Post-Mortem Photography – A Morbid Photographic Legacy Of The Victorian Era
In Toronto some years back, a friend’s younger sister had asked me a question which I was entirely unprepared for. After having just witnessed me shout out all but one correct answer in an episode of Cash Cab, the TV game show, she must’ve felt I was an authority on completely useless information, and asked, ”What were people good at a hundred or so years ago?” Now, I’d been ready to answer questions to list West African dictatorships, or Bond villains in chronological order, or perhaps some obscure fact about JFK, but I was stumped.
For some inexplicable reason I vaguely remember saying something along the lines of, “dying,” to which she just gave me a far off look and walked far away. Had she asked me more recently, I would tell her that people in the Victorian Era seemed to be fantastic at dealing with death, rather than implementing it. Sure it was a bit of a renaissance in terms of morality, social reform, and communication revolution, but it was also a time of photographic development, and part of what drove this development was actually death itself. Post-mortem Photography, to be precise.
What Fueled This?
The invention of the daguerreotype brought the option of memorializing loved ones into the realm of affordability for the masses. Then the ‘Carte de visite’ made duplication of small prints easy and amore affordable. It became very popular in the Civil War where military men could mail them in small envelopes. It was all far less expensive than commissioning a painting, and within a few decades even the daguerreotype was phased out for smaller, cheaper, quicker methods. But some of this development was driven by the fact that people wanted their loved ones memorialized, and often chose to do it after they’d died. It was one of the only times many family members would come together.

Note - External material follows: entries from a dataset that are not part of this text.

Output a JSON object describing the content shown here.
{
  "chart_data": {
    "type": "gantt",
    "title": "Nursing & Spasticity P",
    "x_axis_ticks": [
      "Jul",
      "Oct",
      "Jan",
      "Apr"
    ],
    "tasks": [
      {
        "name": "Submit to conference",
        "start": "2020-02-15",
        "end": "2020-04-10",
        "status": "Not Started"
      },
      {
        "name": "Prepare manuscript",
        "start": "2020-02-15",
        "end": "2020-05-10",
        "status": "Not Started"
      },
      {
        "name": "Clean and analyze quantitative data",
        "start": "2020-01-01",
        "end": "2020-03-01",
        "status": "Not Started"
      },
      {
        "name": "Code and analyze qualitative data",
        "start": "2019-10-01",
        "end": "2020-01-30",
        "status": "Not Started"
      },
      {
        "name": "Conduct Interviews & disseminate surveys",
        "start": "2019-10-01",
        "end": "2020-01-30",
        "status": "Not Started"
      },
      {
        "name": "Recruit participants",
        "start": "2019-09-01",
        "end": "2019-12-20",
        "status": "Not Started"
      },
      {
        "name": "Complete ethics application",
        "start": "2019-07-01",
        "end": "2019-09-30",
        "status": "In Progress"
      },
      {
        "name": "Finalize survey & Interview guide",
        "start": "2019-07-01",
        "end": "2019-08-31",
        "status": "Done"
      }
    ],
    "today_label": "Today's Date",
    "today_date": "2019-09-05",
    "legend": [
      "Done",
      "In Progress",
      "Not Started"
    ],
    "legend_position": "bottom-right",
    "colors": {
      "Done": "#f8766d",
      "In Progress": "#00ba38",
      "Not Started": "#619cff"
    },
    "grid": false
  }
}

A lot of this was centered around children due to the high infant mortality rate, but even those of a geriatric persuasion were posed. People rather would have a photo of a dead loved one than none at all. It moved from photos of the body dressed in the coffin, later to manicuring the deceased into a lifelike state, with full dress etc, and posing them in seemingly natural environments. Some went as far as using braces to pose them standing and having the eyes open, and blush added to the cheeks on the photos.
It’s hard to think of doing this today, as death is treated much differently, but it’s incredible to see one area of photography much overlooked, even though it was crucial in the form’s development.